Does ESG help shareholders make investment decisions? Well, it depends on if you want your investment portfolio to be profitable or ideologically progressive.
However, even if one wanted to use ESG as an investment tool, the rankings don’t reflect its intended purpose. For example, Tesla, the largest electric vehicle manufacturer, wasn’t listed on the May 2022 S&P 500′s ESG index. However, ExxonMobil and Marathon Oil were listed.
Why would oil and gas corporations have higher ESG ratings than the largest electric vehicle provider?
Well, rankings highlight that in reality, much of ESG is not rooted in environmentalism but is rather a form of bureaucratic virtue signaling used to promote progressive diversity, equity, and inclusion policies that are undermining corporations today.
In short, ESG is a tool the progressive left uses to mandate its agenda in the private sector. What does ESG really look like?
The ‘environmental’ part of ESG criteria involves radical climate activism based on the assumption that humans are at risk of extinction due to climate change.

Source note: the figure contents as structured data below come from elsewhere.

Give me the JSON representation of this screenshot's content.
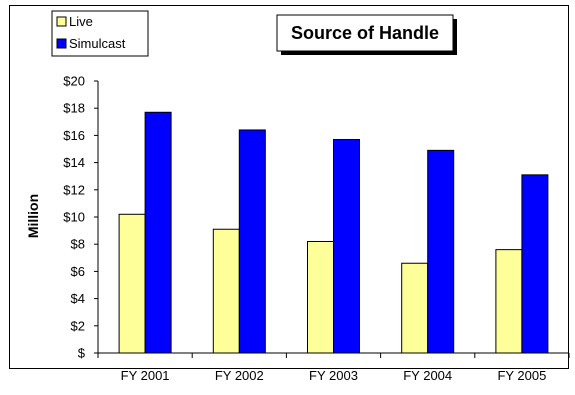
{
  "chart_data": {
    "type": "bar",
    "title": "Source of Handle",
    "xlabel": "",
    "ylabel": "Million",
    "categories": [
      "FY 2001",
      "FY 2002",
      "FY 2003",
      "FY 2004",
      "FY 2005"
    ],
    "series": [
      {
        "name": "Live",
        "color": "#FFFF99",
        "values": [
          10.2,
          9.1,
          8.2,
          6.6,
          7.6
        ]
      },
      {
        "name": "Simulcast",
        "color": "#0000FF",
        "values": [
          17.7,
          16.4,
          15.7,
          14.9,
          13.1
        ]
      }
    ],
    "ylim": [
      0,
      20
    ],
    "ytick_labels": [
      "$",
      "$2",
      "$4",
      "$6",
      "$8",
      "$10",
      "$12",
      "$14",
      "$16",
      "$18",
      "$20"
    ],
    "grid": false,
    "legend_position": "top-left"
  }
}
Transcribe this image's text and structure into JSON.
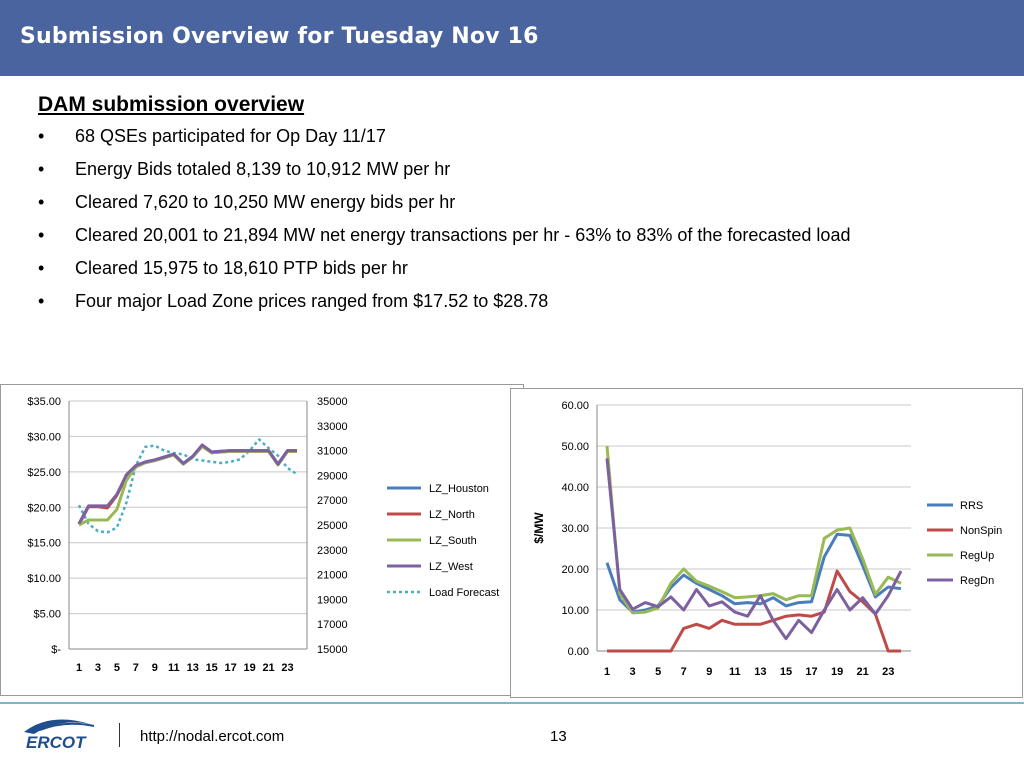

Practically implemented, this looks like solar subsidies and banning oil and gas.
The ‘social’ part of ESG takes the form of implementing diversity and inclusion policies in the workplace.
The third pillar of ESG, ‘governance’, refers to social credit scores and ‘equity’: companies may adopt HR policies like racial quotas that revolve around ‘equity’, in other words, equal outcomes instead of equal opportunities.
Andy Puzder, senior fellow at the Pepperdine University School of Public Policy, described ESG well when he said it is a “world where profit takes second place to a preoccupation with income inequality, race and gender sensitivity, and climate alarmism.”
One shouldn’t have to look at an ESG score to decide in which bank they should invest their money. Likewise, a family shouldn’t choose an attorney to defend them in a trial based on the firm’s ESG score. With the use of ESG criteria, businesses are no longer judged by the quality of their work but by their radical environmental and progressive policies.
Alabamians have a decision to make: embrace the collapse of free market capitalism or restore the American ideology that objective, not subjective metrics and profitability matter when making investment decisions.